The authors have no competing or conflicting interest to declare.

AUTHOR NOTES

Olivier Ferlatte, Department of Social and Preventative Medicine, School of Public health, University of Montreal, Montreal, Canada; Centre de Recherche en Santé Publique, Montreal, Canada. Travis Salway, Faculty of Health Sciences, Simon Fraser University, Burnaby, Canada; British Columbia Centre for Disease Control, Vancouver, Canada; Centre for Gender and Sexual Health Equity, Vancouver, Canada. John L. Oliffe, School of Nursing, University of British Columbia, Vancouver, Canada. Simon M. Rice, Orygen, The National Centre of Excellence in Youth Mental Health, Melbourne, Australia; Centre for Youth Mental Health, The University of Melbourne, Melbourne, Australia. Mark Gilbert, British Columbia Centre for Disease Control, Vancouver, Canada; School of Population and Public Health, University of British Columbia, Vancouver, Canada. Ingrid Young, Usher Institute of Population Health Sciences and Informatics, University of Edinburgh, Edinburgh, UK. Lisa McDaid, MRC/CSO Social and Public Health Sciences Unit, University of Glasgow, Glasgow, UK. John S. Ogrodniczuk, Department of Psychiatry, University of British Columbia, Vancouver, Canada. Rod Knight, British Columbia Centre on Substance Use, Vancouver, Canada; Department of Medicine, University of British Columbia, Vancouver, Canada.

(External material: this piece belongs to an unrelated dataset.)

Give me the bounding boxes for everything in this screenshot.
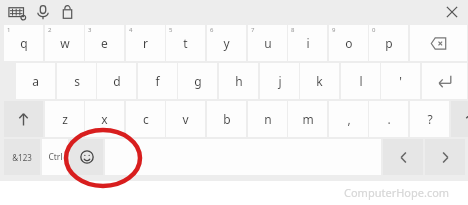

Correspondence concerning this article should be addressed to Olivier Ferlatte, Department of Social and Preventative Medicine, School of Public health, University of Montreal, C.P. 6128 succursale Centre-Ville, Montréal, QC, H3C 3J7 Canada. Email: [email protected]

ACKNOWLEDGMENTS

The authors wish to thank Jody Jollimore and Keith Reynolds at the Community-Based Research Centre and Alex Dumont-Blais at Rézo for their support in promoting the survey. Special thanks to the survey respondents, whose participation is helping to shape the future of SGM mental health in Canada.

Additional information

Funding

This research and article were made possible by an internal grant from the School of Nursing at the University of British-Columbia and financial support from the Men’s Health Research program, also at the University of British Columbia. The postdoctoral funding for Olivier Ferlatte was provided by Movember Canada [Grant # 11R18296], the Canadian Institutes for Health Research [Grant # 11R06913], and the Michael Smith Foundation for Health Research [Grant # 17945]. Lisa McDaid is funded by the UK Medical Research Council (MRC) and Scottish Government Chief Scientist Office (CSO) at the MRC/CSO Social & Public Health Sciences Unit, University of Glasgow [MC_UU_12017/11, SPHSU11].

Notes

1 The term “sexual and gender minorities” in this article refers to people whose sexual and/or gender identity differ from the majority (i.e,. heterosexual and cisgender) and include, but are not limited to, people who identify as gay, lesbian, bisexual, asexual, pansexual, queer, two-spirit, genderqueer, transgender, and gender nonbinary.